It’s rather intimidating to write analytically about Watchmen. The comic series/graphic novel is one of the greatest of all-time and is perhaps the most influential book in the medium. There have been countless essays, papers, videos, and more written and published about it. So instead of talking about Watchmen as a whole and dissecting what it did for comics and trying to make sense of its many themes, I’m going to focus on one specific issue. Watchmen #4 is my personal favorite of the series, and maybe my favorite single issue of all-time. It is the “Doctor Manhattan” issue, in which we get an origin story for him and a glimpse inside the mind of the all-powerful blue being. More than that, though, is the way that writer Alan Moore (and illustrator/letterer Dave Gibbons & colorist John Higgins) use time itself to structure the emotional beats and overall narrative of the issue.
“In twelve seconds time, I drop the photograph to the sand at my feet, walking away. It’s already lying there, twelve seconds into the future. Ten seconds now.”
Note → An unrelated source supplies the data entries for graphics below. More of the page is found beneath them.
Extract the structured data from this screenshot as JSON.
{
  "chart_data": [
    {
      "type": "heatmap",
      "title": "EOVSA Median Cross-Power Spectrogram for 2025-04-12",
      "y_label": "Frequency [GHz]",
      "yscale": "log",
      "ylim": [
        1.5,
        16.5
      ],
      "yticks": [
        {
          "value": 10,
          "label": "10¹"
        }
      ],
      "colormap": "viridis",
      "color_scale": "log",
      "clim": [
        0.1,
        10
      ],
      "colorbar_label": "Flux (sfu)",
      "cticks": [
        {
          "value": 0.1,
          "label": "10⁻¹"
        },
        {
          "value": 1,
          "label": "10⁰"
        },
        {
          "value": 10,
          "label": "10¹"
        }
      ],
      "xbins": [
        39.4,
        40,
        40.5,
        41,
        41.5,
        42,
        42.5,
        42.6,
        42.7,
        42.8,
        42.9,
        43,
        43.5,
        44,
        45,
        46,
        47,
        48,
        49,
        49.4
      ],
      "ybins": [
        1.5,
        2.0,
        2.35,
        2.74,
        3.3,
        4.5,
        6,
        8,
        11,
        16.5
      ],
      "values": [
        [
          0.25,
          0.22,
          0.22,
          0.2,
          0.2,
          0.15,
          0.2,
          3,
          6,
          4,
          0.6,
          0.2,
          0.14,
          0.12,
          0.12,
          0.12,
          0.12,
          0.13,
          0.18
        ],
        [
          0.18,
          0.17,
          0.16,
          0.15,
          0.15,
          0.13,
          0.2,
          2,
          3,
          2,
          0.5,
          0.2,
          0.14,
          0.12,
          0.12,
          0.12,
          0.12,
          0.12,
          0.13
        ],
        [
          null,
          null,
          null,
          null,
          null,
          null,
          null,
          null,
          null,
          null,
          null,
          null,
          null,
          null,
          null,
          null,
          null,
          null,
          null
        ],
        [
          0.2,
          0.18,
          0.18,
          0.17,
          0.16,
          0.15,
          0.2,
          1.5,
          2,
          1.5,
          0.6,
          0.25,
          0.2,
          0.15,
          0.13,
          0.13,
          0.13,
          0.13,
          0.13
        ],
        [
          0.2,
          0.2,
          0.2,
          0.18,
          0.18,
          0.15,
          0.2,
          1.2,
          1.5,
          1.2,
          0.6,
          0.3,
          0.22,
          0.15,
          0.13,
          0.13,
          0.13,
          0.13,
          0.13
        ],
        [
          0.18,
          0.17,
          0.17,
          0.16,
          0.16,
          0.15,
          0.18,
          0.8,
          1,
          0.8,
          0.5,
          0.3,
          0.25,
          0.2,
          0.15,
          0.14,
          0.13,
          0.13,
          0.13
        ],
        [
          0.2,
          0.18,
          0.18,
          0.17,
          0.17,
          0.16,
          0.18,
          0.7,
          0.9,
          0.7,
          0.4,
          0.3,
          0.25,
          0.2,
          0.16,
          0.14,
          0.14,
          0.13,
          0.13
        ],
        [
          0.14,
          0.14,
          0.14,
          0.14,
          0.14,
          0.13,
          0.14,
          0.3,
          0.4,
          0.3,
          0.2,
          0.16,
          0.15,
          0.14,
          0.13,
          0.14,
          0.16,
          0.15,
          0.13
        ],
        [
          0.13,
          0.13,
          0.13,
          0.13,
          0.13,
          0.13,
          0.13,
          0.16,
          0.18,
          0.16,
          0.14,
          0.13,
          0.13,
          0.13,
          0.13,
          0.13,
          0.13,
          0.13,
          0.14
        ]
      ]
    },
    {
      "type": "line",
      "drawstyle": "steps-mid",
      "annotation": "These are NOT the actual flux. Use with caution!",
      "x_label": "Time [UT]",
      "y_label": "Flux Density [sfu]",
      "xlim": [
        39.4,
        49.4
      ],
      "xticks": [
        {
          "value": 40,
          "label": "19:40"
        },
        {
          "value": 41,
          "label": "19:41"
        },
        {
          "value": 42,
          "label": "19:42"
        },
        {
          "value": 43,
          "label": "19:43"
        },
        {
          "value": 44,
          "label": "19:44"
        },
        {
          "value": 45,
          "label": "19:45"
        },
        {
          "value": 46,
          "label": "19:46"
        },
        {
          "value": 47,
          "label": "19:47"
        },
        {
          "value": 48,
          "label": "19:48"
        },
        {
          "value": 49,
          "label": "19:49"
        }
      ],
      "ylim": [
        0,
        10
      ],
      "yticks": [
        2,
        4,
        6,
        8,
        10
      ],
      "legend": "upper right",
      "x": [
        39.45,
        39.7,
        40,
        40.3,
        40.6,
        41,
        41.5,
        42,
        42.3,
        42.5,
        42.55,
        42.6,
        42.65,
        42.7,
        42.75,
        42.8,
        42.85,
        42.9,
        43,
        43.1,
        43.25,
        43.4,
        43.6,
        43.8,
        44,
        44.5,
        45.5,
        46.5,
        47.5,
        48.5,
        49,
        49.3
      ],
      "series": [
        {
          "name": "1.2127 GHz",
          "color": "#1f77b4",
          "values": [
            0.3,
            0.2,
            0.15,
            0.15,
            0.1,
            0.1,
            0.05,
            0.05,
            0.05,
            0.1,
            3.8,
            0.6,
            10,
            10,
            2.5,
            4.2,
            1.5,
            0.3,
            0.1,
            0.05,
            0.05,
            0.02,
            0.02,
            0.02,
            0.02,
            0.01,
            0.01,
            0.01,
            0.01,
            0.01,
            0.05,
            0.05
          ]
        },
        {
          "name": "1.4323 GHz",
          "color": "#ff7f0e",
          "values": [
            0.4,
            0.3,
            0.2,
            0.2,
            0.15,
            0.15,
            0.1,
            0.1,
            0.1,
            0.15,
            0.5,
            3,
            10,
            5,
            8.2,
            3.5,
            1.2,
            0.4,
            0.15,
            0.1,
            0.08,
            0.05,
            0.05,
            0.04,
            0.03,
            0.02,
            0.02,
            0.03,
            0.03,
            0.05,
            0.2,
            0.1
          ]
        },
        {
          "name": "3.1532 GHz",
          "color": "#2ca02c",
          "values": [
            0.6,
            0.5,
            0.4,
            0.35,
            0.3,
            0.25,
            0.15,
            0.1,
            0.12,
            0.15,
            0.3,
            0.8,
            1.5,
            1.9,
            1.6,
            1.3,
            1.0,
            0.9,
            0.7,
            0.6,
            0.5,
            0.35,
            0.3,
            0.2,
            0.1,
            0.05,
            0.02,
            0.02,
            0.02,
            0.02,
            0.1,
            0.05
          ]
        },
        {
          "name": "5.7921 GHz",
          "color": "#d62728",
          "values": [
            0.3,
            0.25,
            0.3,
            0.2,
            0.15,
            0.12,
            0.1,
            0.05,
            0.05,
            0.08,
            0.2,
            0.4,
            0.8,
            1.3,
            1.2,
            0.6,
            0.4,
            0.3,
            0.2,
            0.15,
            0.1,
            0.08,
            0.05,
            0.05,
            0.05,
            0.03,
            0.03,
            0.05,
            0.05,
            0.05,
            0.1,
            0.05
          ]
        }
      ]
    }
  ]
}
This single quote, appearing in the second panel of the first page, sets up much of the thesis for this issue. It introduces the idea that though time (or a timeline) may occur linearly, it doesn’t necessarily occur singularly. Using the photograph as an example Manhattan explains that it already exists where it will in the future while being in his hand in the present. This is taken a step further when he says that the same photograph is still in the frame he retrieved it from twenty-seven hours before the present (Manhattan being on Mars).
The idea that things have their place in space and time, and that these places exist simultaneously is a large concept and it’s used to explore how Manhattan views the world. The issue explores several different time periods over 28 pages and does so by using repetitive phrasing to establish time and location. The establishment of these times and locations come from Manhattan himself and are devoid of any real emotion about the events. He is simply stating what happened and when.
The use of repetition with establishing times makes it easier for the reader to follow events, and also allows events we’ve already seen, or have yet to see, to stand out in readers’ minds even if they aren’t what’s being shown on the page. For instance, Manhattan mentions a fight he will be having with Janey before we see it, but then when we get to the fight his narration also makes mention of past events we’ve already seen. This blur of past, present, and future further emphasizes that Manhattan is experiencing all of these events simultaneously, which further illustrates the idea that time doesn’t happen singularly.
Early in the issue, we get a glimpse at how far-reaching Manhattan’s powers of observation are when he first enters the bar that will eventually contain the photograph he retrieves. Upon entering, prior to his accident, he gets a strong feeling of déjà vu as the art shows him in the building after his accident. The moment lasts an instant and he doesn’t comprehend what it was, but it works to illustrate that because of his accident, his entire life is and always will be happening simultaneously to him.
One thing Watchmen is famous for is the use of the nine-panel grid. This issue, of course, continues that, with the notable exceptions being the combining of panels to make larger images for significant moments. However, even when this happens the overall shape and size of the page layouts stay true to the nine-panel grid form factor. The use of the nine-panel grid gives Gibbons and Higgins an incredible amount of storytelling real estate and the pair shine with it. Every detail, character emotion, landscape, set-piece, and word is rendered immaculately and is all in service of the story. Higgins colors are especially standout during all of the scenes that take place on Mars, with the pink sand contrasting brilliantly against the bright blue of Manhattan himself.
The grid also allows for moments that don’t take place near each other in time to be as closely connected as possible and have it make perfect sense. Pages can traverse scenes that take place days, years, and decades apart in a single row of panels. This allows the story to hit various emotional beats in rapid-fire succession while again emphasizing that to us, and Manhattan, that these events are happening simultaneously.
Manhattan mentions that though he can observe the past, present, and future, he cannot change it. That it’s already set in motion and for all his power he is powerless to stop it. This is true in a meta and literal sense. The pages of the comic are indeed already set in motion and in that regard, the past, present, and future of the story exist simultaneously and cohesively in the bound book (or digital copy) you hold when reading it. We, like Manhattan, can observe the whole of the story, we can skip around to the end or the beginning, but we cannot change it.
“Things have their shape in time, not space alone. Some marble blocks have statues embedded in their future.”
This is my favorite quote in the issue and the one that continues to ring around my head the most. Is it irrefutably true? Is everything already set in motion with our pasts and futures existing right now, unbeknownst but unhindered by our present? Is that famous marble statue destined to be chiseled out or can something come along and change it? I won’t fool myself or you into thinking I have the answers to these questions, but the fact that I have these questions to ask because of this issue is something I’m grateful for. The concepts explored within these 28 pages are vast, and to wrap it up in the story of one man’s life, within the context of an even larger story is nothing short of astounding. For those reasons and more, Watchmen #4 remains my single favorite issue of comics ever.